Una compleja urdimbre de intereses políticos y económicos busca disuadir al hombre moderno de realizar cualquier esfuerzo mental sostenido. El radio y la televisión del siglo pasado eran distractores de baja intensidad, comparados con el actual bombardeo de información, propaganda, chismorreo, memes, fotografías y videos que reclaman a todas horas la atención de un adicto a las redes sociales. Cuando yo era niño, sólo el radio portátil o el radio del auto distraían a la gente cuando estaba fuera de casa. Los radioescuchas saltaban a ritmo vertiginoso de una estación a otra, como lo siguen haciendo hasta hoy, pero antes de que se inventara el selector de canales a control remoto, los televidentes veían por lo general programas completos. Pese a la pobre calidad del entretenimiento, seguir de principio a fin una serie filmada o el capítulo de una telenovela quizá dañaba menos el poder de concentración que deglutir una retacería inconexa de escenas chuscas, frases célebres, diatribas políticas, goles, accidentes aparatosos o grageas de filosofía barata revueltas sin ton ni son. El nivel educativo o la ideología de cada persona determinan en buena medida el tipo de menudencias que deglute, pero en términos de dispersión mental, el resultado es el mismo. Ni un genio puede atar diez mil cabos sueltos. Los avances tecnológicos han convertido la conciencia en una licuadora impotente que intenta mezclar en vano elementos heterogéneos, por tener atrofiada la facultad de ilación.

La vida sería inhóspita sin actividades recreativas, porque la concentración prolongada nos encierra demasiado en el propio yo, pero como su nombre lo indica, la recreación debería fertilizar la creatividad. El hundimiento en el caos de lo fragmentario nos aleja cada vez más del verdadero recreo. En teoría, las plataformas de películas y teleseries desempeñan esa función, pero el espectador que intenta elegir entre tantas opciones tampoco se salva de buscar o rebuscar en medio del océano, leyendo a ojo de pájaro sinopsis argumentales demasiado escuetas para saber si la historia en cuestión le puede gustar o no.
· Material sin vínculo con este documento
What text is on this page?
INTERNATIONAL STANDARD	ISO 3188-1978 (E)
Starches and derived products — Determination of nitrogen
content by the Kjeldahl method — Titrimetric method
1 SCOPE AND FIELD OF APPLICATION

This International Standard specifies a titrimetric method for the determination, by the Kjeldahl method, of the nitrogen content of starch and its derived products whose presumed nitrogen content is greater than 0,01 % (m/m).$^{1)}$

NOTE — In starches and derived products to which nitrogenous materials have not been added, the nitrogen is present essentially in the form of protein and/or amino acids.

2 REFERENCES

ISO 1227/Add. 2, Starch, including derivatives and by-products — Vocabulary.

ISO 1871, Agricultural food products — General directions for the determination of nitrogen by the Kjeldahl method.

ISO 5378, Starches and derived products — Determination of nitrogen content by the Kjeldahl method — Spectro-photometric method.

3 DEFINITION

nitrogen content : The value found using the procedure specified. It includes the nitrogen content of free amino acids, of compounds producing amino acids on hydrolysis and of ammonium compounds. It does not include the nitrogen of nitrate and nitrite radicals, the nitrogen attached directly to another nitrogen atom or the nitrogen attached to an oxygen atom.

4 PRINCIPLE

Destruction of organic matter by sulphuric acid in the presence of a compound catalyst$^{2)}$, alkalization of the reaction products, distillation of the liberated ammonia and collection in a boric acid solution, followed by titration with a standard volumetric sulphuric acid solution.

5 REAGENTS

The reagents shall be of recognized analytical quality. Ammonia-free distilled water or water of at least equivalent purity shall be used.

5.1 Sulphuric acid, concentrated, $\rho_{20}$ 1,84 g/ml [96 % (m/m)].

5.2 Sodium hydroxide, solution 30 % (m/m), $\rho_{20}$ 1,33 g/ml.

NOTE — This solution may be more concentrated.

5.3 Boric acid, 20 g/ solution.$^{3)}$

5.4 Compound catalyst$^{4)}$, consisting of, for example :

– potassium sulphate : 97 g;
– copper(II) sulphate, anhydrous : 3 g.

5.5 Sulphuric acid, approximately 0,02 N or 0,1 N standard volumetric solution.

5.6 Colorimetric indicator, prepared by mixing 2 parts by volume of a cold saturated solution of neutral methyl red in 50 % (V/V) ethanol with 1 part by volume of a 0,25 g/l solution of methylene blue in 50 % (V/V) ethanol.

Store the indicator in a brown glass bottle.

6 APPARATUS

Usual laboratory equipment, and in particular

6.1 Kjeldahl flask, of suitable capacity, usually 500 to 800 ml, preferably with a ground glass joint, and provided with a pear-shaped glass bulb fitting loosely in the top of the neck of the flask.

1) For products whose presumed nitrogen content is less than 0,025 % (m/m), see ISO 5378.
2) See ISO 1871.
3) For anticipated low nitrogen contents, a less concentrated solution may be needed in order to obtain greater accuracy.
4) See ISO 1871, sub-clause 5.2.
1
Tras el primer atracón de pedacería viene el segundo, pues muchas veces desechamos películas después de haber visto su arranque. Así nos evitamos ver el churro completo, pero el fallido proceso de selección aturde o embota el intelecto que pretendía refrescar. De tanto deslizar el cursor de una pantalla en búsquedas infructuosas, lo que originalmente fue una necesidad tarde o temprano engendra un vicio: el déficit de atención explotado con gran éxito por redes sociales como TikTok, donde ningún video dura más de 30 segundos. Su variopinta oferta de boberías seduce a niños, adolescentes y adultos incapaces de fijar la atención en algo. Desearían vivir en un mundo feliz donde nadie estuviera obligado a eslabonar una cadena de causas y efectos, ni mucho menos a la introspección, el abismo del que intentan escapar a toda costa. Cuanto más se expande su vacío interior, mayores ganancias genera a los encargados de rellenarlo con humo.
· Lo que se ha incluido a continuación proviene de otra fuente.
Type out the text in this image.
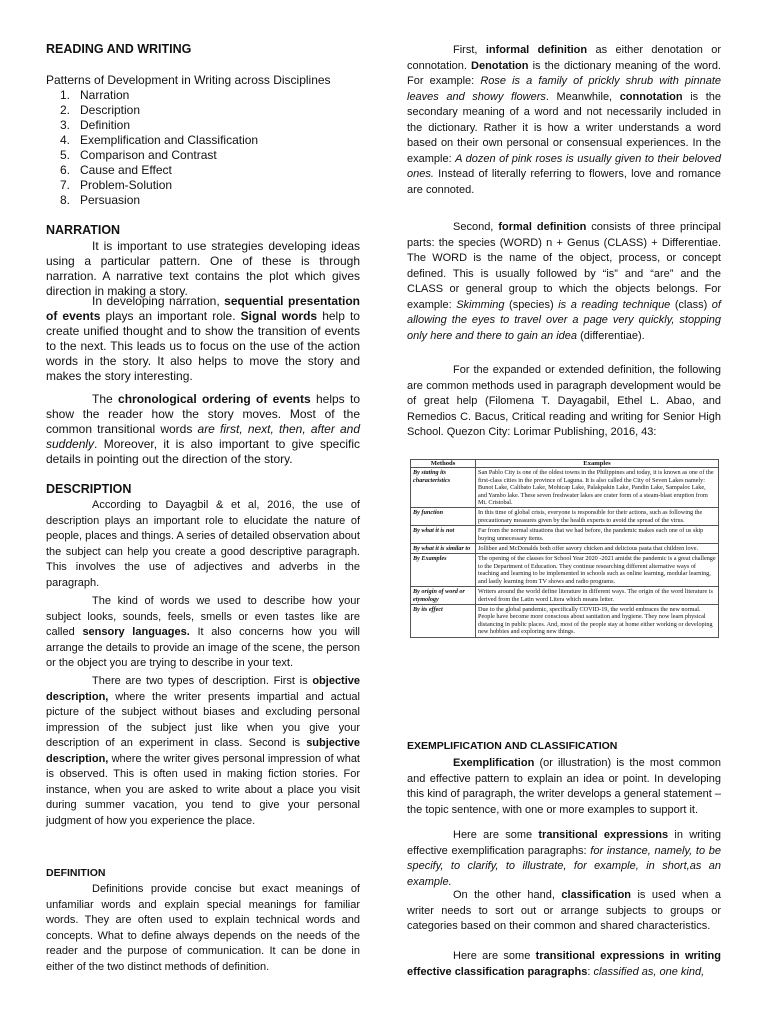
READING AND WRITING
Patterns of Development in Writing across Disciplines
1. Narration
2. Description
3. Definition
4. Exemplification and Classification
5. Comparison and Contrast
6. Cause and Effect
7. Problem-Solution
8. Persuasion
NARRATION
It is important to use strategies developing ideas using a particular pattern. One of these is through narration. A narrative text contains the plot which gives direction in making a story.
In developing narration, sequential presentation of events plays an important role. Signal words help to create unified thought and to show the transition of events to the next. This leads us to focus on the use of the action words in the story. It also helps to move the story and makes the story interesting.
The chronological ordering of events helps to show the reader how the story moves. Most of the common transitional words are first, next, then, after and suddenly. Moreover, it is also important to give specific details in pointing out the direction of the story.
DESCRIPTION
According to Dayagbil & et al, 2016, the use of description plays an important role to elucidate the nature of people, places and things. A series of detailed observation about the subject can help you create a good descriptive paragraph. This involves the use of adjectives and adverbs in the paragraph.
The kind of words we used to describe how your subject looks, sounds, feels, smells or even tastes like are called sensory languages. It also concerns how you will arrange the details to provide an image of the scene, the person or the object you are trying to describe in your text.
There are two types of description. First is objective description, where the writer presents impartial and actual picture of the subject without biases and excluding personal impression of the subject just like when you give your description of an experiment in class. Second is subjective description, where the writer gives personal impression of what is observed. This is often used in making fiction stories. For instance, when you are asked to write about a place you visit during summer vacation, you tend to give your personal judgment of how you experience the place.
DEFINITION
Definitions provide concise but exact meanings of unfamiliar words and explain special meanings for familiar words. They are often used to explain technical words and concepts. What to define always depends on the needs of the reader and the purpose of communication. It can be done in either of the two distinct methods of definition.
First, informal definition as either denotation or connotation. Denotation is the dictionary meaning of the word. For example: Rose is a family of prickly shrub with pinnate leaves and showy flowers. Meanwhile, connotation is the secondary meaning of a word and not necessarily included in the dictionary. Rather it is how a writer understands a word based on their own personal or consensual experiences. In the example: A dozen of pink roses is usually given to their beloved ones. Instead of literally referring to flowers, love and romance are connoted.
Second, formal definition consists of three principal parts: the species (WORD) n + Genus (CLASS) + Differentiae. The WORD is the name of the object, process, or concept defined. This is usually followed by “is” and “are” and the CLASS or general group to which the objects belongs. For example: Skimming (species) is a reading technique (class) of allowing the eyes to travel over a page very quickly, stopping only here and there to gain an idea (differentiae).
For the expanded or extended definition, the following are common methods used in paragraph development would be of great help (Filomena T. Dayagabil, Ethel L. Abao, and Remedios C. Bacus, Critical reading and writing for Senior High School. Quezon City: Lorimar Publishing, 2016, 43:
Methods	Examples
By stating its characteristics	San Pablo City is one of the oldest towns in the Philippines and today, it is known as one of the first-class cities in the province of Laguna. It is also called the City of Seven Lakes namely: Bunot Lake, Calibato Lake, Mohicap Lake, Palakpakin Lake, Pandin Lake, Sampaloc Lake, and Yambo lake. These seven freshwater lakes are crater form of a steam-blast eruption from Mt. Cristobal.
By function	In this time of global crisis, everyone is responsible for their actions, such as following the precautionary measures given by the health experts to avoid the spread of the virus.
By what it is not	Far from the normal situations that we had before, the pandemic makes each one of us skip buying unnecessary items.
By what it is similar to	Jollibee and McDonalds both offer savory chicken and delicious pasta that children love.
By Examples	The opening of the classes for School Year 2020 -2021 amidst the pandemic is a great challenge to the Department of Education. They continue researching different alternative ways of teaching and learning to be implemented in schools such as online learning, modular learning, and lastly learning from TV shows and radio programs.
By origin of word or etymology	Writers around the world define literature in different ways. The origin of the word literature is derived from the Latin word Litera which means letter.
By its effect	Due to the global pandemic, specifically COVID-19, the world embraces the new normal. People have become more conscious about sanitation and hygiene. They now learn physical distancing in public places. And, most of the people stay at home either working or developing new hobbies and exploring new things.
EXEMPLIFICATION AND CLASSIFICATION
Exemplification (or illustration) is the most common and effective pattern to explain an idea or point. In developing this kind of paragraph, the writer develops a general statement –the topic sentence, with one or more examples to support it.
Here are some transitional expressions in writing effective exemplification paragraphs: for instance, namely, to be specify, to clarify, to illustrate, for example, in short,as an example.
On the other hand, classification is used when a writer needs to sort out or arrange subjects to groups or categories based on their common and shared characteristics.
Here are some transitional expressions in writing effective classification paragraphs: classified as, one kind,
Ante la dictadura del sinsentido, solo la meditación zen, la curiosidad científica, la contemplación de la belleza natural y artística o la evasión creadora de la lectura pueden salvarnos de una patética involución. Desmantelar cerebros es el gran negocio de nuestra era, ya sea por medio de las drogas o de la zambullida en el ciberespacio. La gente se escandaliza por el consumo de fentanilo en Estados Unidos, pero nadie cuantifica la mortífera sobredosis de chatarra visual o escrita que diariamente aletarga a millones de seres humanos. En ambos casos, la dispersión de la conciencia sumerge al adicto en una atmósfera de irrealidad. Enajenados y ensimismados a la vez, los jóvenes que sucumben a estos paraísos artificiales quizá nunca lleguen a saber quiénes son de verdad. Perder la señal de internet equivale para ellos al síndrome de abstinencia de un yonqui. La pereza mental nunca había tenido a su servicio tal cantidad de herramientas para frustrar la diferenciación entre los individuos y el vuelo de la imaginación libre. Si en otras épocas nos espantaban con cuentos de aparecidos, lo que ahora paraliza de miedo al internauta hiperconectado es el fantasma de la soledad. Las telarañas de falsos amigos venden un antídoto fraudulento contra ese temor: socializar el tedio existencial dándole una apariencia de alegre convivio. La gente reconcentrada por lo general es solitaria, un destino que asusta a la mayoría de la gente (la degradación de la convivencia, en cambio, no parece inquietar a ningún rebaño). El inconfesado afán de las redes sociales es postergar hasta el infinito el momento en que una persona se queda sola con sus pensamientos: nada espanta más a un terrícola del siglo XXI.